Work completed on a new wetland at Potter


Friday 16 January, 2015




A new wetland has been created to optimise the habitat for rare breeding bird including bittern and marsh harrier which require reedbeds for breeding and feeding.

William Morfoot Ltd, a leading land drainage firm in Shipdam, Norfolk, has completed the work for Norfolk Wildlife Trust, adding 100 acres of wetland, including 50 acres of reedbed between the River Thurne and Candle Dyke near Potter Heigham.

This project at Potter Heigham was initiated by the Environment Agency to compensate for the anticipated loss of European-designated reed beds on the East Anglian coast due to future sea level rise and coastal erosion. To compensate, a perimeter bank and ditches with water control structures were initially constructed in 2013 and 2014 near the River Thurne by Fen Group.

As additional internal works were required to the area, the company was appointed in August 2014 to further enhance the wetland habitat, which has since seen marsh harriers now using it for hunting, as well as sightings of barn owls and a long-eared owl.

Tim Sisson, Managing Director of William Morfoot Ltd said: “We have successfully conducted works in wetland areas for numerous years. We were delighted when we were appointed by Norfolk Wildlife Trust and The Environment Agency to complete works at this important site in Potter Heigham.”

He added: “There are huge sensitivities around a project of this kind. Careful planning and working incredibly closely with Norfolk Wildlife Trust and The Environment Agency has enabled us to enhance the natural habitat for these rare bird species.”

As part of the five-week project, William Morfoot Ltd created seven open areas of deep water at the Potter reed bed creation site which link up to the internal perimeter ditch. The deep water pools are essential as they provide a safe area for fish, which become prey for the bittern species. Over 25,000m³ of soil was excavated in order to create the pools which are up to 1.5m deep.  

The resulting spoil was spread over the neighbouring land in thin layers or in some cases as low ridges. The pools are now deep enough to prevent establishment by reeds so should stay open for many years.  

Broadwood Conservation Management have planted more than 40,000 reeds around each of the seven pools to create the ideal feeding habitat for the bittern species. The network of reed-filled ditches across the site will also aid in the spread of reeds to compliment the planting of the reed plugs, grown from Hickling reed seeds by British Wild Flower Plants, as the site wets up.
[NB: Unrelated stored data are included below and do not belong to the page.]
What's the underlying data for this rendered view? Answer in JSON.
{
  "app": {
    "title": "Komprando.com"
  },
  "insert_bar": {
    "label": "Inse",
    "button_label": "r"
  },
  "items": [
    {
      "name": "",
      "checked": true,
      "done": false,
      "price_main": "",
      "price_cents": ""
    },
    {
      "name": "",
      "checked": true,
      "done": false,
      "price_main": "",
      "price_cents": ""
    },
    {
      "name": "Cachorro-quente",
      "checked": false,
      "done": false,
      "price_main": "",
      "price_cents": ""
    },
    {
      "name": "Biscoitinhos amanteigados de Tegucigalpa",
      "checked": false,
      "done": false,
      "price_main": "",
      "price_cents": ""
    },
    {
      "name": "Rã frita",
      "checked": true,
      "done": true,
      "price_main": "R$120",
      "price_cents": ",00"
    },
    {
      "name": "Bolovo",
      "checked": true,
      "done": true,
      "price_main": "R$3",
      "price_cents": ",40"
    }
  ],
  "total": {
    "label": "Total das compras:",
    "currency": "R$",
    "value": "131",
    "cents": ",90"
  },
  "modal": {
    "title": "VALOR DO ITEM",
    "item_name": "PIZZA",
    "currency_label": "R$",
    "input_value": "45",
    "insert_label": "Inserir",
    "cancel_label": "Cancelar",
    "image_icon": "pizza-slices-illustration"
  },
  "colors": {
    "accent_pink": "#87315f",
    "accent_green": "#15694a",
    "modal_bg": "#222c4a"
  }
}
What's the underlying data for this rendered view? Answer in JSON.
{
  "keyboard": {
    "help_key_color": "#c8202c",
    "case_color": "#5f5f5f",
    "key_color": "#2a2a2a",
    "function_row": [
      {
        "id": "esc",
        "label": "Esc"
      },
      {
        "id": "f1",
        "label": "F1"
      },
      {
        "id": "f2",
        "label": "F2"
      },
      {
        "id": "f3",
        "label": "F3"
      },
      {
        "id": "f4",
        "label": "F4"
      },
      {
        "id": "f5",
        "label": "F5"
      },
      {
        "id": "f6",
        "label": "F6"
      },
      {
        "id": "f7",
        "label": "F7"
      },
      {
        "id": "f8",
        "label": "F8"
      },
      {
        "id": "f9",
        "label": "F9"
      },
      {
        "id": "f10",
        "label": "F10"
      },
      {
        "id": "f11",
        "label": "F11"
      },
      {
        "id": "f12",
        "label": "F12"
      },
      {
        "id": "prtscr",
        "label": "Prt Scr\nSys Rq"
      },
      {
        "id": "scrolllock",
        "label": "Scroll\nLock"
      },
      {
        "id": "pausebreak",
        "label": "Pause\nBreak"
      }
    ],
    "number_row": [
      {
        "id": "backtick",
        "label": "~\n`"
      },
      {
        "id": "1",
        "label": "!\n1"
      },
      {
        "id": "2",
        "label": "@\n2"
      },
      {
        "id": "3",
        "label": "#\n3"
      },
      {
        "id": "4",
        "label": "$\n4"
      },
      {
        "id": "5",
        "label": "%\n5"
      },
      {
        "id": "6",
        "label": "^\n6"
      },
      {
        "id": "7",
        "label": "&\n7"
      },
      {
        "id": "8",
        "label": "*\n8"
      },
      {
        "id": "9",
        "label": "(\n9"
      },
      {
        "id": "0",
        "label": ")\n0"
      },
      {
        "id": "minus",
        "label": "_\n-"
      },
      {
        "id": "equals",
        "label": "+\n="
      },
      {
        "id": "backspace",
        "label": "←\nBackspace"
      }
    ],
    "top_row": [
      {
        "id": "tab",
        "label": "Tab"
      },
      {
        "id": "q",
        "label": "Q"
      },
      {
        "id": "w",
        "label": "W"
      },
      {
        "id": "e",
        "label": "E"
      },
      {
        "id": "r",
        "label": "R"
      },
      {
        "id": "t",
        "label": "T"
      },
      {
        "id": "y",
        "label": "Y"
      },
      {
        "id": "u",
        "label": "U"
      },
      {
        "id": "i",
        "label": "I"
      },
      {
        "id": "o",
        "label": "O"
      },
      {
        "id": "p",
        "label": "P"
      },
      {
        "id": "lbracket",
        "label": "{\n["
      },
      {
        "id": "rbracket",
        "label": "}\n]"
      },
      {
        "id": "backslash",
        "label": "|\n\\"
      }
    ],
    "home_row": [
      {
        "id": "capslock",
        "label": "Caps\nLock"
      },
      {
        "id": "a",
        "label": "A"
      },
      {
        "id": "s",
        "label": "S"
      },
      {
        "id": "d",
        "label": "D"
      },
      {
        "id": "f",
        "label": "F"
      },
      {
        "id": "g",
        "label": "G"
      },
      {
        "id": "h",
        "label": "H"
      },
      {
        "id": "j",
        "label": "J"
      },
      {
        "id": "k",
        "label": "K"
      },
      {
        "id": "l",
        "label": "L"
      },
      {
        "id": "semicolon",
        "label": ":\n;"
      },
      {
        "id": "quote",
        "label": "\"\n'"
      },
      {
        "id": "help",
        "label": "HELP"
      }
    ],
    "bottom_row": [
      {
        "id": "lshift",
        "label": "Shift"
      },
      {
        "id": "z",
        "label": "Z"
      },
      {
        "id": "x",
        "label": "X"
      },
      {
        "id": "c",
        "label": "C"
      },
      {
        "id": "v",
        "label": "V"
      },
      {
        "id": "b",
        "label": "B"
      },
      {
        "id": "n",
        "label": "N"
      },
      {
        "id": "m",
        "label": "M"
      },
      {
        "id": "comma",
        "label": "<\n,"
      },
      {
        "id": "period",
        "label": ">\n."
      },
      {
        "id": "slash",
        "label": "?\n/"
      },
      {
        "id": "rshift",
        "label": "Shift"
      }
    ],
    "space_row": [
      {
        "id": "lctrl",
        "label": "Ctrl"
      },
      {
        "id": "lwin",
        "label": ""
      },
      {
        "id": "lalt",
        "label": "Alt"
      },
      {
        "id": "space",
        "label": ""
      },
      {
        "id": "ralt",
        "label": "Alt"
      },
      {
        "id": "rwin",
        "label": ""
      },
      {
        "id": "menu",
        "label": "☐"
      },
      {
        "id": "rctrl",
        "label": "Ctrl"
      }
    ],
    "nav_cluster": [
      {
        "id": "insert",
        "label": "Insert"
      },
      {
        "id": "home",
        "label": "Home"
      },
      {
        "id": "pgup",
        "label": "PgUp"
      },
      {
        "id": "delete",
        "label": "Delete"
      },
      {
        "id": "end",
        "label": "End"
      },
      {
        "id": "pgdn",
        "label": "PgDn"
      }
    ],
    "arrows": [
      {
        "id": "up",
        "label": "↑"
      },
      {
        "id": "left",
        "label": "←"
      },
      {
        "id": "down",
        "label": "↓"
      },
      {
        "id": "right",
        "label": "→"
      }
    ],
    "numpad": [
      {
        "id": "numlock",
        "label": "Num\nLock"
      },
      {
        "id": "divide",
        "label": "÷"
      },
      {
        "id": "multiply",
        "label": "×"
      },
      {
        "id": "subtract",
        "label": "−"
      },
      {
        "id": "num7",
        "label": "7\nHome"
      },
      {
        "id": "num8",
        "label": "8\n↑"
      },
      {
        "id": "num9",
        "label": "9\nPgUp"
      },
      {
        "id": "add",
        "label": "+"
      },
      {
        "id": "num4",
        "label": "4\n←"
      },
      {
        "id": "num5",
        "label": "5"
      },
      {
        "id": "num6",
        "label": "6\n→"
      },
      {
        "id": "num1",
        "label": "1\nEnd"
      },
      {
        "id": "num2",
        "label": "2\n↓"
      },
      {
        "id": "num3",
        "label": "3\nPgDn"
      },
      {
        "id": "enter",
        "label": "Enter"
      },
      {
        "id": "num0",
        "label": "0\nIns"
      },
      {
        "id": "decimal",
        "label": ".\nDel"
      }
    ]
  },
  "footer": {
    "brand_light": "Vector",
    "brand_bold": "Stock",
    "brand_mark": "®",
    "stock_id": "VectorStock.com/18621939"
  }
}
Nick Carter, Wetlands Project Officer at Norfolk Wildlife Trust said: “The additional works carried out will really make the site attractive to feeding bitterns and creates large areas of open water. The creation of this new wetland will attract many additional bird species, not only the two target species of bittern and marsh harrier, but also bearded tit, water rail, reed, sedge and Cetti’s warblers and little egrets.”